Graham Webber, a loan charge expert, took to LinkedIn to say that the Labour MP for Barking was an inappropriate person to advise on avoidance, due to her actions as PAC chair.
But to the idea of HMRC “chasing promoters,” he says “yes please,” partly on the basis that is unjust that “individuals [are] being harried and bullied for the errors of promoters”.
'Make your voice heard'
The questions of whether contractors need to sell their home to pay HMRC, and whether contractors face bankruptcy are among those posed in the Loan Charge APPG survey.
“All Loan Charge victims please complete…[this] by Friday 23rd April,” says lobbyist Loan Charge Action Group. “Make your voice heard by MPs and government.”
But on behalf of the government this week, HMT’s Jesse Norman sounded unmoved, saying, “It’s all very well to complain about the loan charge, but these are highly contrived schemes.”
'Patronised'
“No Government should wish to weaken that important principle that people are responsible for their own tax,” Mr Norman added, rejecting the two Labour MPs who were seeking amendments.
“People, from whatever walk of life, are perfectly competent -- they do not need to be patronised by Labour MPs -- at working out when something looks too good to be true.
“That is why so many -- such a high percentage; well over 90% of people -- do manage to work out what is too good to be true and behave on that basis.

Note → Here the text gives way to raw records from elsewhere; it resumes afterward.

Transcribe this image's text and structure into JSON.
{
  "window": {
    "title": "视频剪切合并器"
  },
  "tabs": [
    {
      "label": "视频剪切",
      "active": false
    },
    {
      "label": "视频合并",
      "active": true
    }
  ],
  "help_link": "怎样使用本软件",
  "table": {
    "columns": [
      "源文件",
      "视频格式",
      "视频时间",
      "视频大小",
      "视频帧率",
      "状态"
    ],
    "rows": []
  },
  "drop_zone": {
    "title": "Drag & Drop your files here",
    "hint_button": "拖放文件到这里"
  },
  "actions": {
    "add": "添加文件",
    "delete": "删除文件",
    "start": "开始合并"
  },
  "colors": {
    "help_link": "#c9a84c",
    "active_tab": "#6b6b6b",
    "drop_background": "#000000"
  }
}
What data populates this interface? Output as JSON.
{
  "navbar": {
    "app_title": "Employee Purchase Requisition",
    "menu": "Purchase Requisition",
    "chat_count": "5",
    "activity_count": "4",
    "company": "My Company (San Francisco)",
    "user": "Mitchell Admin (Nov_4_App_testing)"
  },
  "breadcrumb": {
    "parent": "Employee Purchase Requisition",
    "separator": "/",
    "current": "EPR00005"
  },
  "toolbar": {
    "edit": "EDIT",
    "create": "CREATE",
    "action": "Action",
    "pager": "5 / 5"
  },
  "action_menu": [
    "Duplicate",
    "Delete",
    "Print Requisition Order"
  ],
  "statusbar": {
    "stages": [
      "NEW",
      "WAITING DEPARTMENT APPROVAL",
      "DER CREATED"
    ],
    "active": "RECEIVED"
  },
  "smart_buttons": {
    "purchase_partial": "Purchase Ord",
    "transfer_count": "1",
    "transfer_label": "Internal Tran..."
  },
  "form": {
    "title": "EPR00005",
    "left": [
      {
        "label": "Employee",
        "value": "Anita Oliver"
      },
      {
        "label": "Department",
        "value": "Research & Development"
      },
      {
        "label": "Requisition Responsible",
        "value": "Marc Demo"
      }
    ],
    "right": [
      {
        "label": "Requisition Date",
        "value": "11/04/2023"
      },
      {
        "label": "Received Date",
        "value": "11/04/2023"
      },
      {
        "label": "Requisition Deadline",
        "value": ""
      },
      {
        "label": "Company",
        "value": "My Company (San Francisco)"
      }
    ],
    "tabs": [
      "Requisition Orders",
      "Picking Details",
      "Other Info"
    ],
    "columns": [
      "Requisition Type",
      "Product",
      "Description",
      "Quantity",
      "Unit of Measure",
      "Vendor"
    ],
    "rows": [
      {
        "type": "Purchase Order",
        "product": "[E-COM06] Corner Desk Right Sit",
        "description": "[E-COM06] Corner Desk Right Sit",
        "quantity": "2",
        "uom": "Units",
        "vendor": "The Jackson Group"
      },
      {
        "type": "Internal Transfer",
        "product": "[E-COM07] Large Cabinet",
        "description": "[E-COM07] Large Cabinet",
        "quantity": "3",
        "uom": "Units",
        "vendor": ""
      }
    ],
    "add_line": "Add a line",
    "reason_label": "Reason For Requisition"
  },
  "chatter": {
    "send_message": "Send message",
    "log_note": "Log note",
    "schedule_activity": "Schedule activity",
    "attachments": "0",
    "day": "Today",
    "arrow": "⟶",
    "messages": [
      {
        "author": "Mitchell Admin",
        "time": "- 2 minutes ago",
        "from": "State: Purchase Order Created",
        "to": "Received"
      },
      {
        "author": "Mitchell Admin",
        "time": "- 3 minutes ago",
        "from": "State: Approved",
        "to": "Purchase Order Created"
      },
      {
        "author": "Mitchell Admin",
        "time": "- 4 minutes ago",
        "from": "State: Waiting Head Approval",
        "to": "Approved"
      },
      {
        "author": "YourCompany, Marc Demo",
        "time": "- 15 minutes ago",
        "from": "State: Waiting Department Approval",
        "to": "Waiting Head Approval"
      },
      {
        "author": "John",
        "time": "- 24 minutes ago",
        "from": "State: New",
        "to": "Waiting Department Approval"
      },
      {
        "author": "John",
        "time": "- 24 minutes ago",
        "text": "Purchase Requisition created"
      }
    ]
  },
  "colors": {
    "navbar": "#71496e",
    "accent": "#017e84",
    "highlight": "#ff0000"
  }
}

'HMRC working as hard as it can'
“To suspect otherwise,” continued the Treasury minister, “when HMRC is absolutely working as hard as it can to make sure that the truth is out there and well understood, and is closing down opportunities for misleading advertising, in a recent initiative with the Advertising Standards Authority and a whole host of other things, is completely wrong.”
But since his comments, the Loan Charge APPG has uploaded documents appearing to prove the minister wrong in his implication that it is easy to spot DR schemes.
“Here’s one of many examples of how this simply isn’t the case,” the MPs said, citing a promoter’s brochure featuring “a leading tax counsel’s opinion” as one of its 10 compliance checks.
'Total compliance'
Reflecting on the professional-looking brochure, which talks of "total compliance," being HMRC “safe” and offering customers “peace of mind,” the APPG said: “[This is] how so many people have been mis-sold and misled into using such schemes.”
To complete the MP group’s survey, please visit here but be aware that the online form can only be filled in once, and that all responses can only be left anonymously.
The MPs said that responses to the survey, which also asks if covid-19 and IR35 reform has impacted the participant’s income, will contribute towards the APPG’s “understanding of developments related to the loan charge,” meaning the answers will be used to inform the group’s future campaigning.